If we run the script now, our output data reflects the transformation:

=> (pig/dump (my-data-1))
[{:sum 3, :name "foo"} {:sum 9, :name "bar"}]

And we can filter the data too:

(defn my-data-2 []
  (->>
    (pig/load-tsv "input.tsv")
    (pig/map (fn [[a b c]]
               {:sum (+ (Integer/valueOf a) (Integer/valueOf b))
                :name c}))
    (pig/filter (fn [{:keys [sum]}]
                  (< sum 5)))))

=> (pig/dump (my-data-2))
[{:sum 3, :name "foo"}]

It's generally a good practice to separate the loading of the data from our business logic. Let's separate our script into multiple functions and add a store operator:

(defn my-data-3 [input-file]
  (pig/load-tsv input-file))

(defn my-func [data]
  (->> data
    (pig/map (fn [[a b c]]
               {:sum (+ (Integer/valueOf a) (Integer/valueOf b))
                :name c}))
    (pig/filter (fn [{:keys [sum]}]
                  (< sum 5)))))

(defn my-query [input-file output-file]
  (->>
    (my-data-3 input-file)
    (my-func)
    (pig/store-clj output-file)))

Now we can define a unit test for our query:

(use 'clojure.test)

(deftest test-my-func
  (let [data (pig/return [["1" "2" "foo"] ["4" "5" "bar"]])]
    (is (= (pig/dump (my-func data))
           [{:sum 3, :name "foo"}]))))

The function pig/dump takes any PigPen query, executes it locally, and returns the data.
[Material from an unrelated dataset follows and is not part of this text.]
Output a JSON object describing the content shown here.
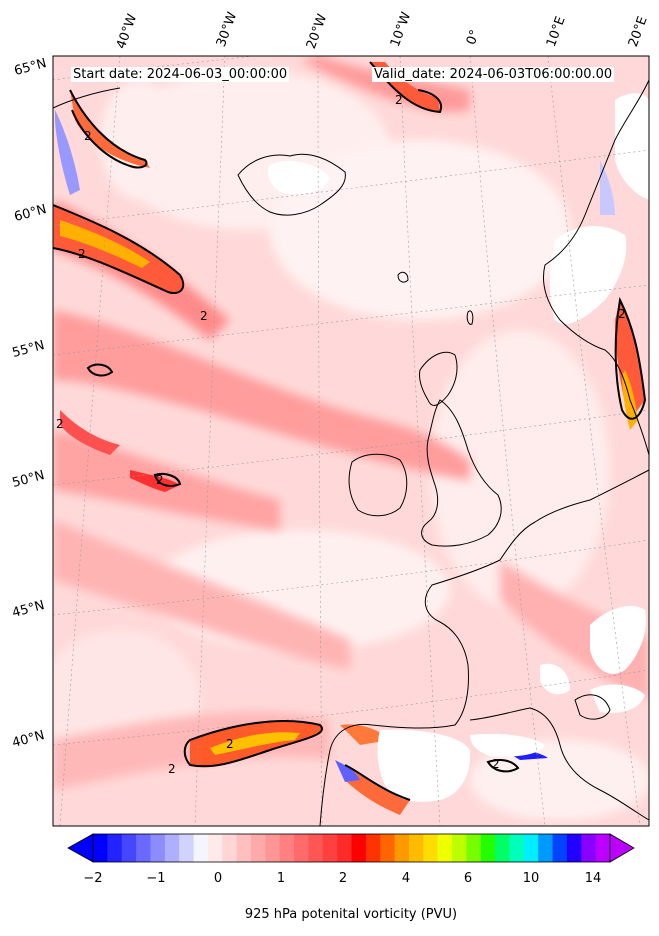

If we want to generate a script, that's easy too:

(require '[pigpen.pig])

(pigpen.pig/write-script "my-script.pig" (my-query "input.tsv" "output.clj"))

We can optionally run our script locally in Pig (if you have it installed, which is a not a requirement of PigPen). The easiest way to build the pigpen jar is to build an uberjar for our project. From the command line:

$ lein uberjar
$ cp target/pigpen-demo-0.1.0-SNAPSHOT-standalone.jar pigpen.jar
$ pig -x local -f my-script.pig
$ cat output.clj/part-m-00000
{:sum 3, :name "foo"}

Note: Pig can't overwrite files, so you'll need to delete this folder to run again. Another recommended option is to put a timestamp in the path.

See PigPen for Cascading users for how to convert a PigPen query into a Cascading flow.